When running readVCF with 1000 genomes data from 20130502 no genotype is returned.
I believe this to be because readVCF looks for a description of the FORMAT field in the header of the vcf file, but in the latest version of 1000 genomes, this is not present. It seems based upon my reading of the specification listed here
http://samtools.github.io/hts-specs/VCFv4.1.pdf
that the FORMAT field does not have to be specified in the header if it may change from variant to variant.
The vcf files however do posses the entry GT under the field FORMAT for each variant that has a genotype call. They are actually simplified, because as far as I can tell they only specify GT and no other field.
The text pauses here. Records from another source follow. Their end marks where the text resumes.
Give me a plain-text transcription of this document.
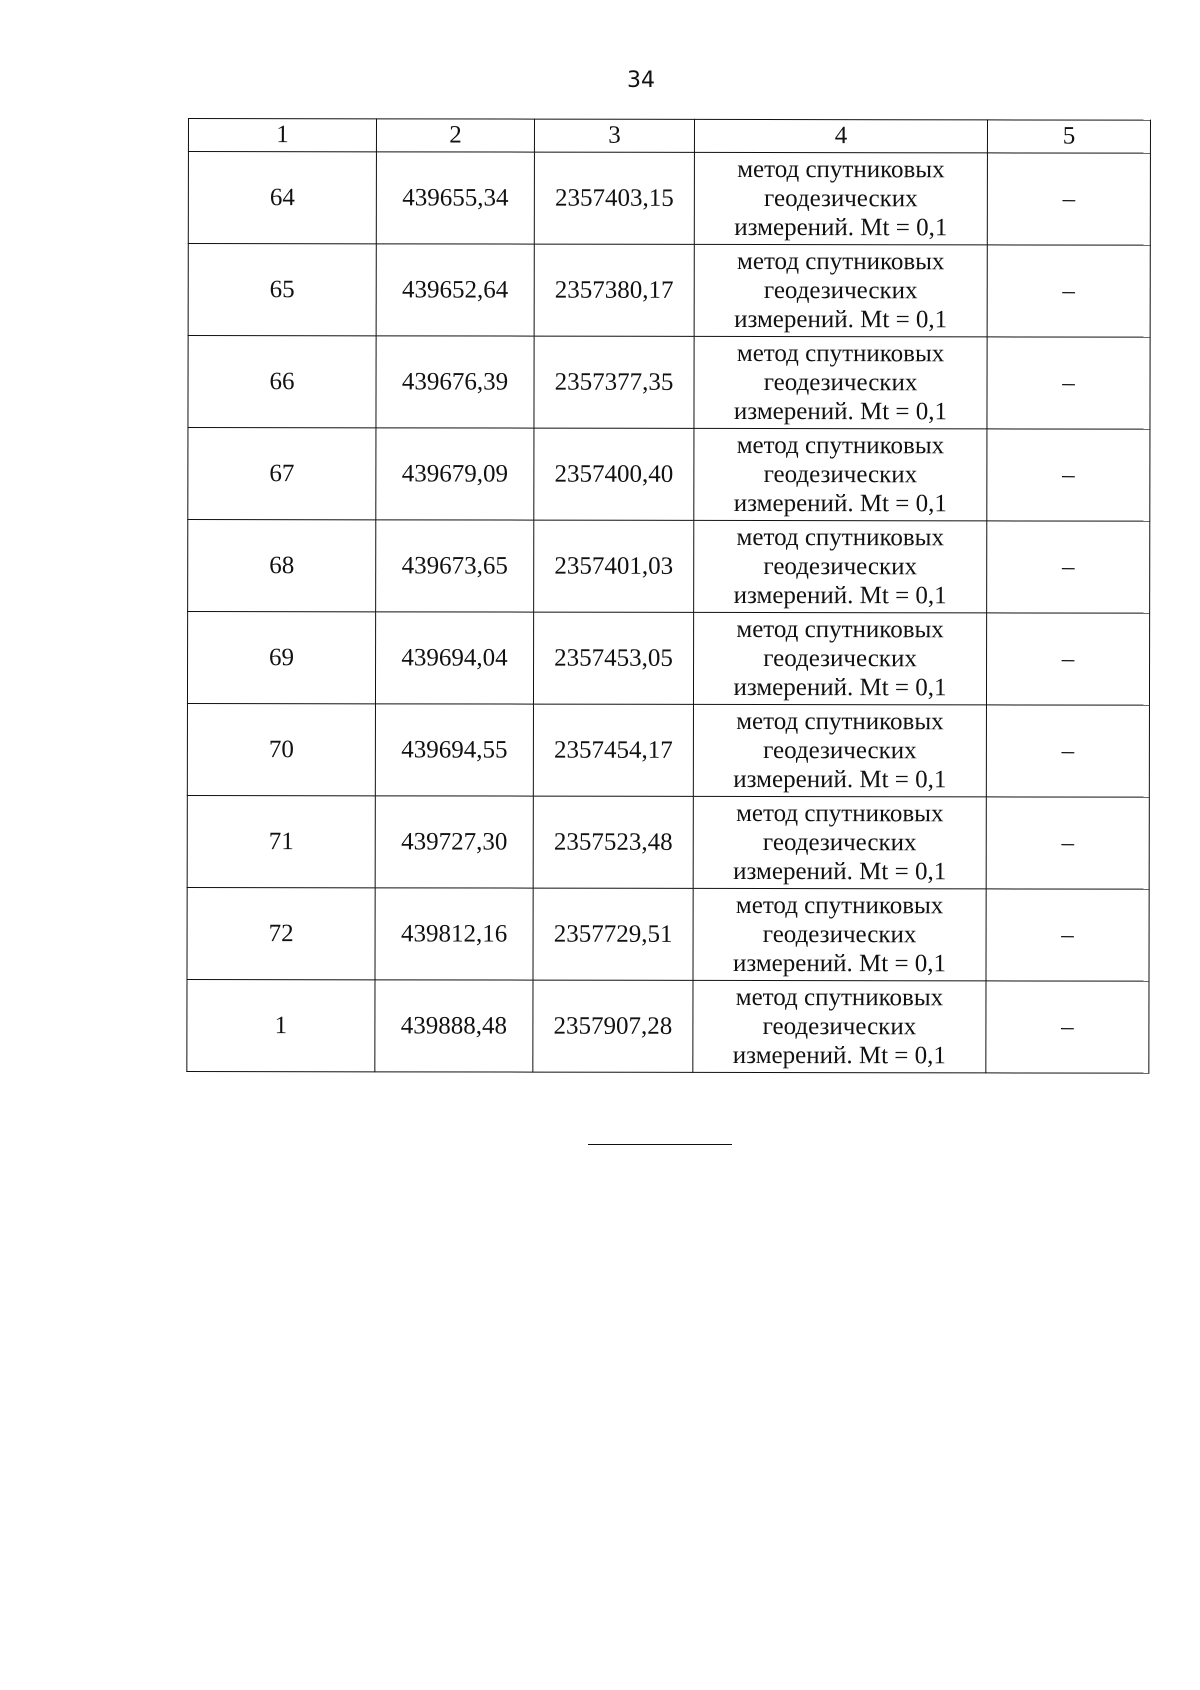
34
1	2	3	4	5
64	439655,34	2357403,15	метод спутниковых
геодезических
измерений. Mt = 0,1	–
65	439652,64	2357380,17	метод спутниковых
геодезических
измерений. Mt = 0,1	–
66	439676,39	2357377,35	метод спутниковых
геодезических
измерений. Mt = 0,1	–
67	439679,09	2357400,40	метод спутниковых
геодезических
измерений. Mt = 0,1	–
68	439673,65	2357401,03	метод спутниковых
геодезических
измерений. Mt = 0,1	–
69	439694,04	2357453,05	метод спутниковых
геодезических
измерений. Mt = 0,1	–
70	439694,55	2357454,17	метод спутниковых
геодезических
измерений. Mt = 0,1	–
71	439727,30	2357523,48	метод спутниковых
геодезических
измерений. Mt = 0,1	–
72	439812,16	2357729,51	метод спутниковых
геодезических
измерений. Mt = 0,1	–
1	439888,48	2357907,28	метод спутниковых
геодезических
измерений. Mt = 0,1	–
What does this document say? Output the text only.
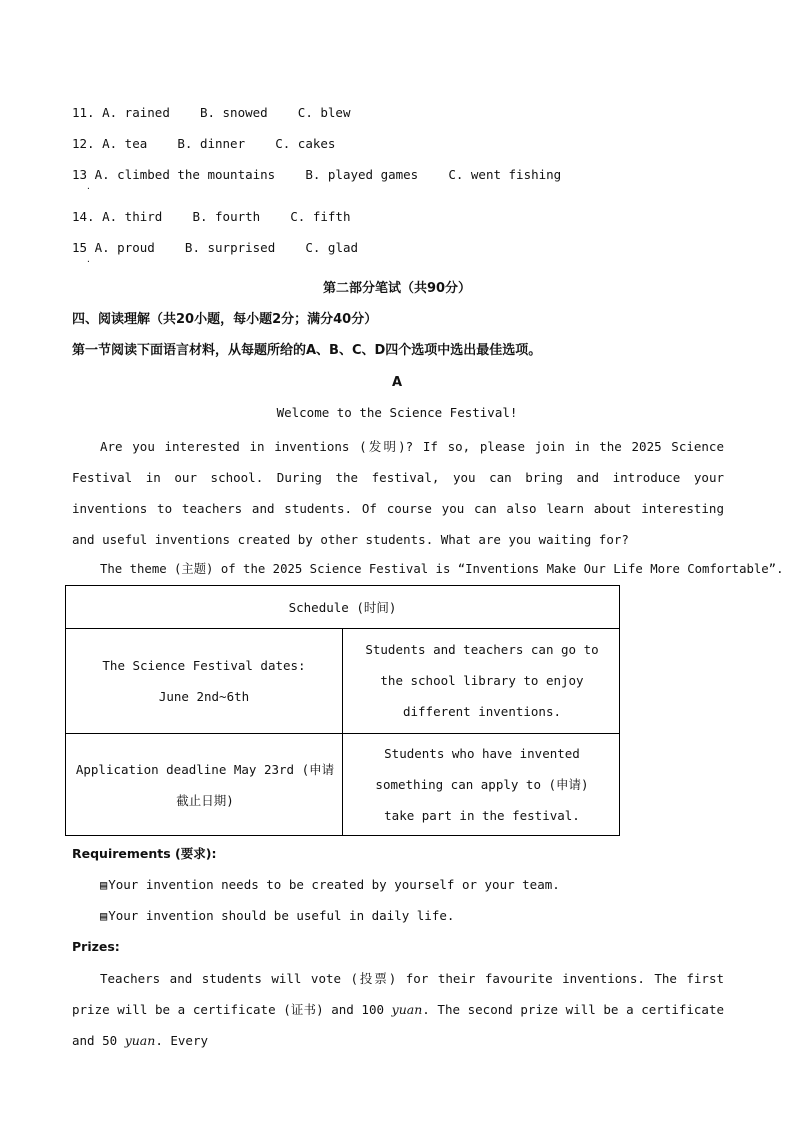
11. A. rained B. snowed C. blew
12. A. tea B. dinner C. cakes
13 A. climbed the mountains B. played games C. went fishing
.
14. A. third B. fourth C. fifth
15 A. proud B. surprised C. glad
.
第二部分笔试（共90分）
四、阅读理解（共20小题，每小题2分；满分40分）
第一节阅读下面语言材料，从每题所给的A、B、C、D四个选项中选出最佳选项。
A
Welcome to the Science Festival!
Are you interested in inventions (发明)? If so, please join in the 2025 Science Festival in our school. During the festival, you can bring and introduce your inventions to teachers and students. Of course you can also learn about interesting and useful inventions created by other students. What are you waiting for?
The theme (主题) of the 2025 Science Festival is “Inventions Make Our Life More Comfortable”.
Schedule (时间)
The Science Festival dates: June 2nd~6th
Students and teachers can go to the school library to enjoy different inventions.
Application deadline May 23rd (申请截止日期)
Students who have invented something can apply to (申请) take part in the festival.
Requirements (要求):
▤Your invention needs to be created by yourself or your team.
▤Your invention should be useful in daily life.
Prizes:
Teachers and students will vote (投票) for their favourite inventions. The first prize will be a certificate (证书) and 100 yuan. The second prize will be a certificate and 50 yuan. Every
here is an example that ought to be reproducible:
region:
loc <- GRanges(1, IRanges(232164611, 233164611)) params <- ScanVcfParam(which=loc)
old 1000 genomes data:
file <- "ftp://ftp-trace.ncbi.nih.gov/1000genomes/ftp/release/20110521/ALL.chr1.phase1_release_v3.20101123.snps_indels_svs.genotypes.vcf.gz" vcf <- readVcf(TabixFile(file), "hg19", params) geno(vcf)
new 1000 genomes data:
file <- "ftp://ftp-trace.ncbi.nih.gov/1000genomes/ftp/release/20130502/ALL.chr1.phase3_shapeit2_mvncall_integrated_v5a.20130502.genotypes.vcf.gz" vcf <- readVcf(TabixFile(file), "hg19", params) geno(vcf)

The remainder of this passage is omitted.